Why Burr married Eliza Jumel is clear: her money. Why she married him is less clear. By then, he’d not only killed Hamilton, he’d also tried to take over the American southwest and had been tried for treason for it by President Thomas Jefferson. He was acquitted and fled to Europe to avoid creditors, where he indulged in a rather dissipated life financed by friends. Not exactly what one would consider the best husband material. But Eliza had been born to a working class Irish Catholic family and spent time as a maid and an actress before she married her wealthy merchant first husband. It’s thought that after Stephen’s death, she married Burr to improve her social standing. Surely one of the wealthiest women in America had better choices, but there you have it. It didn’t take her long to realize her mistake, however. They separated within the year.
As we were leaving, a staff member told us that the area, now Washington Heights, had once been called Sugar Hill, and had been a neighborhood for wealthy African Americans during the Harlem Renaissance. And that the rather nondescript apartment building across from the house had been home to Duke Ellington, Cab Calloway and other music greats.

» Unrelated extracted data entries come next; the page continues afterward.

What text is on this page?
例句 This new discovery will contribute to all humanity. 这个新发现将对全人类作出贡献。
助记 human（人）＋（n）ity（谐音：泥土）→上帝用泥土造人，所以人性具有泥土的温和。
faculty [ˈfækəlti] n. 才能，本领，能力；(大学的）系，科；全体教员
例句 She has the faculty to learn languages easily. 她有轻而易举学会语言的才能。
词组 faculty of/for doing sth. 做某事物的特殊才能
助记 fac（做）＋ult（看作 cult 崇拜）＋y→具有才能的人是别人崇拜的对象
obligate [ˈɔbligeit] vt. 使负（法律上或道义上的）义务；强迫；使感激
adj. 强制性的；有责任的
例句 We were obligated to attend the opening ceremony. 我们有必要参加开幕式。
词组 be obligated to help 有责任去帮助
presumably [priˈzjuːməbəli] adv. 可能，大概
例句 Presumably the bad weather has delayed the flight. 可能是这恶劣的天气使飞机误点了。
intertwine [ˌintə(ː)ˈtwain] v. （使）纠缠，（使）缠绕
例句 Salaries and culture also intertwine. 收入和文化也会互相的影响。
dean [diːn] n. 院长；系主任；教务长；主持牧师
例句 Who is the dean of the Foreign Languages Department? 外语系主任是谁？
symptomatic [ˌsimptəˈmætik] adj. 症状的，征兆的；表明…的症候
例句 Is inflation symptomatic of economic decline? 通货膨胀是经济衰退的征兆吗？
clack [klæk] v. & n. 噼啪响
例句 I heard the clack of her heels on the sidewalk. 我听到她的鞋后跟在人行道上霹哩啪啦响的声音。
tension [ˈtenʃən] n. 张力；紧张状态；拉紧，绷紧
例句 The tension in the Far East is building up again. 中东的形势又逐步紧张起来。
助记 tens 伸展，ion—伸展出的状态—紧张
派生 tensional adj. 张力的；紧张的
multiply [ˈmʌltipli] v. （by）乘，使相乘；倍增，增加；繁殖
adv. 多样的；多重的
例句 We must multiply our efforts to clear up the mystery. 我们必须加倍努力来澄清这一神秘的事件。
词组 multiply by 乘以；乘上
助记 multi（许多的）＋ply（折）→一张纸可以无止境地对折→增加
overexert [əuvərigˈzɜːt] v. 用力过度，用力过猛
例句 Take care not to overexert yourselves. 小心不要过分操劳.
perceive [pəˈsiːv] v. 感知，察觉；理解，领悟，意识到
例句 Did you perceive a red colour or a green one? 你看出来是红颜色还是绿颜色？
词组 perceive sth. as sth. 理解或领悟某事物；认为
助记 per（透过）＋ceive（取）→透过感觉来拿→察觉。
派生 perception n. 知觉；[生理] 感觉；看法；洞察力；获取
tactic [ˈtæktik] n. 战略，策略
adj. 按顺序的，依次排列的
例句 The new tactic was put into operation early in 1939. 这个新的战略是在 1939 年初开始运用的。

After the Morris Jumel Mansion, we made our way back to Penn Station, retrieved our bags, and walked the 12 blocks to our hotel at 39th and Lexington.
I have to tell you about our hotel, even though it wasn’t historic, because it was so much fun. The hotel was called POD 39 (there’s a sister hotel, POD 51, on East 51st) and that’s exactly what the room was: a pod. Not a pod like the Japanese hotel pods that look like cryo sleeper chambers in a space ship taking colonists to a planet hundreds of years away. It’s more like an economy class cruise ship cabin, with a bunk bed on one side and a table, a shower and a toilet on the other. If Patricia wanted to move from one end of the room to the other, I had to step into the bathroom so that she could get by. There’s no way I could have gotten Mr. History Tourist to stay there.
This is the view from my top bunk. Even though we had individual televisions at the end of our beds, Patricia and I had to watch the same show because we could each hear the other TV. And even watching the same show, there was an echo effect. We both decided to read instead.
We’d been up since 4:30 am, so we were exhausted by dinner time. Lucky for us, we didn’t have to go further than the hotel lobby, where there was a restaurant called Salvation Taco. We were even too tired to eat, so we had a couple of appetizers and an insanely delicious drink that the waitress called a Mexican hot toddy — mezcal, spiced butter and orange served hot — and called it a day.